The outcome of patients with agammaglobulinemia or hypogammaglobulinemia depends on the underlying disease.

For patients with agammaglobulinemia, overall prognosis is good when patients comply with their IVIG or SCIG therapy and attend to the possible complications of chronic infections in the upper and lower respiratory tracts.

In a 10-year prospective study of children younger than 4 years with hypogammaglobulinemia, Dalal et al identified 3 groups: (1) those who developed normal Ig levels with specific antibody production, (2) those who developed normal IgG levels but only transient antibody production, and (3) those with persistently low IgG levels. [96] In a similar study with 8-year follow-up, Kidon et al (2004) found that 75% of children with hypogammaglobulinemia normalized their serum Ig levels (and were therefore diagnosed with transient hypogammaglobulinemia of infancy). [97] Finally, Kutukculer and Gulez followed a group of 37 patients with hypogammaglobulinemia and found 49% spontaneously corrected their immunoglobulin abnormalities with IgG or IgM levels reaching normal levels at about 5 years of age and IgA levels by about 6 years of age.

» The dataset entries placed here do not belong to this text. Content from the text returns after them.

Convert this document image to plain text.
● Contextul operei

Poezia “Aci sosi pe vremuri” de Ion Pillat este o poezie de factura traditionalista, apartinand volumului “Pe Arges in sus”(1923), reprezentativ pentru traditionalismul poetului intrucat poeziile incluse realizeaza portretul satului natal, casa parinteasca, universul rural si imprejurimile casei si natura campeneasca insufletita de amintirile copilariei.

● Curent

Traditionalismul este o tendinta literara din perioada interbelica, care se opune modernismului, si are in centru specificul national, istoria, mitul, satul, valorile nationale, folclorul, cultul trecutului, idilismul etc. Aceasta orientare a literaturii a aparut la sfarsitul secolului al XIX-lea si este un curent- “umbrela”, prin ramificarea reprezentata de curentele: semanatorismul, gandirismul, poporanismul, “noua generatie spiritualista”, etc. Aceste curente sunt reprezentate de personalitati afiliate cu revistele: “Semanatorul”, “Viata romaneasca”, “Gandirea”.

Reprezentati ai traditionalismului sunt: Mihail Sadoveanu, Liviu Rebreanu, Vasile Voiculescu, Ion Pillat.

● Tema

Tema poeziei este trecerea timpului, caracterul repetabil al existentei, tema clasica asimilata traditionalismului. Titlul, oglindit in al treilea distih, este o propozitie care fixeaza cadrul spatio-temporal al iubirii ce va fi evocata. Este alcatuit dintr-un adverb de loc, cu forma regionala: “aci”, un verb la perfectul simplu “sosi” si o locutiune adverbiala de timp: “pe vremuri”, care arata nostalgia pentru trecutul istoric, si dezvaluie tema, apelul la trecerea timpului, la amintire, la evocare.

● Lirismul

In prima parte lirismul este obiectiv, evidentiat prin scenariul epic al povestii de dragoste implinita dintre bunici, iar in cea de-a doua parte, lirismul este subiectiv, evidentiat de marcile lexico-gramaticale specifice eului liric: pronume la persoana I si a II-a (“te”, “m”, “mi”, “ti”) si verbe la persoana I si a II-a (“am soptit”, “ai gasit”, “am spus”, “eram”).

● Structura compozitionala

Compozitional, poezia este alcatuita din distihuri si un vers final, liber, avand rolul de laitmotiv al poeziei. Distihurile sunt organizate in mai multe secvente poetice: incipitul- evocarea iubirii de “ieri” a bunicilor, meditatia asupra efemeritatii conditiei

Cases of so-called "reversible hypogammaglobulinemia" have been reported in which adult patients on IVIG therapy resume immunoglobulin production. [98]

In studies of patients before IVIG treatment was developed, 75% of patients older than 20 years had developed chronic lung disease, and 5-10% had cor pulmonale.


Patient Education

Patients can be expected to attend school and hold jobs.

Two organizations offering scholarships to patients with immune disorders are the Immune Deficiency Foundation and the Jeffrey Modell Foundation. They are also excellent resources for the parents of a child with an immune deficiency disorder.